Recommended Reading

Highly recommend Homegoing by Yaa Gyasi. I heard about it while reading an article about Stanford’s Three Book program for incoming students. Using a line from Marjorie, this is a book you can “feel inside you”. Powerful lines:

  1. He didn’t understand. Even after his translator spoke to him, he didn’t understand.
  2. The dark brown circles of his irises looked like large pots that toddlers could drown in, and he looked at Effia just like that, as though he wanted to keep her there, in his drowning eyes.
  3. The curse may have been rooted in a lie, but perhaps it bore the fruit of truth.
  4. Hell was a place of remembering, each beautiful moment passed through the mind’s eye until it fell to the ground like a rotten mango, perfectly useless, uselessly perfect.
  5. “You can learn anything when you have to learn it. You could learn to fly if it meant you would live another day.”
  6. Weakness is treating someone as though they belong to you. Strength is knowing that everyone belongs to themselves.”
  7. “These people do not come from nature,” she said.
  8. White men smiling just meant more evil was coming with the next wave.
  9. Theirs was the kind of life that did not guarantee living.
  10. You cannot stick a knife in a goat and then say, Now I will remove my knife slowly, so let things be easy and clean, let there be no mess. There will always be blood.”
  11. They would just trade one type of shackles for another, trade physical ones that wrapped around wrists and ankles for the invisible ones that wrapped around the mind.
  12. He had known his grandfather only as a person knows his shadow, as a figure that is there, visible but untouchable, unknowable.
  13. Whether he stole, whether he lied, whether he promised alliance to the Fantes and power to the Asantes, the white man always found a way to get what he wanted.
  14. Maybe he’d be a new kind of black man altogether, one who got to use his mind.
  15. “All people on the black continent must give up their heathenism and turn to God.
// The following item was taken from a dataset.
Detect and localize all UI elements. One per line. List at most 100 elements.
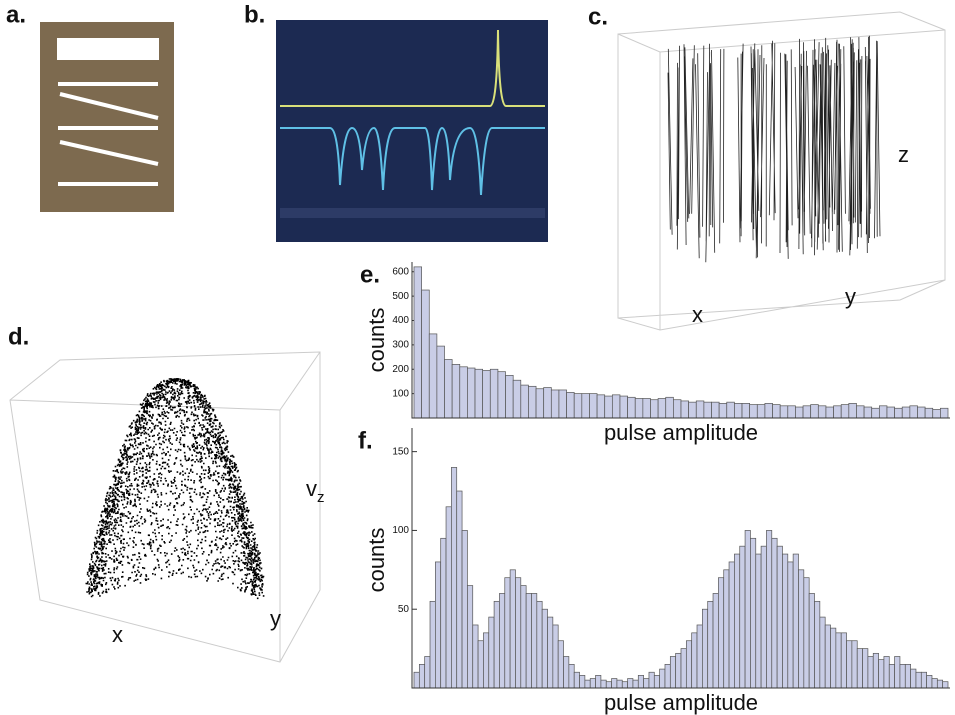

Be thankful that the British are here to show you how to live a good and moral life.”
  16. Though she had never been there, she could sense its presence in her life. A premonition. A forward memory.
  17. Harlem was about the sky.
  18. If she did hear it, if he did come, she would close her eyes quick, and the two of them would play the game of make-believe, acting like the people onstage at the club did. Robert’s role was to slip in quietly beside her, and hers was to not question, to let him believe that she still believed in him, in them.
  19. In Harlem, Lenox Avenue was impossible to avoid. It was where all the dirty, ugly, righteous, and beautiful things were.
  20. “A poet’s got to spend more time livin’ than he does studyin’,”
  21. “We believe the one who has the power. He is the one who gets to write the story. So when you study history, you must always ask yourself, Whose story am I missing? Whose voice was suppressed so that this voice could come forth? Once you have figured that out, you must find that story too. From there, you begin to get a clearer, yet still imperfect, picture.”
  22. And the nebulous, mysterious object of his anger was his mother
  23. For Sonny, the problem with America wasn’t segregation but the fact that you could not, in fact, segregate. Sonny had been trying to get away from white people for as long as he could remember, but, big as this country was, there was nowhere to go.
  24. He was mad at her because he didn’t have a father, and she was mad at him because he’d become as absent as his own.
  25. “We can’t go back to something we ain’t never been to in the first place. It ain’t ours anymore. This is.” She swept her hand in front of her, as though she were trying to catch all of Harlem in it, all of New York, all of America.
  26. She said that those were the books that she could feel inside of her.
  27. It was one thing to research something, another thing entirely to have lived it. To have felt it. How could he explain to Marjorie that what he wanted to capture with his project was the feeling of time, of having been a part of something that stretched so far back, was so impossibly large, that it was easy to forget that she, and he, and everyone else, existed in it—not apart from it, but inside of it.

The dramatic irony of that last line is unbearably beautiful.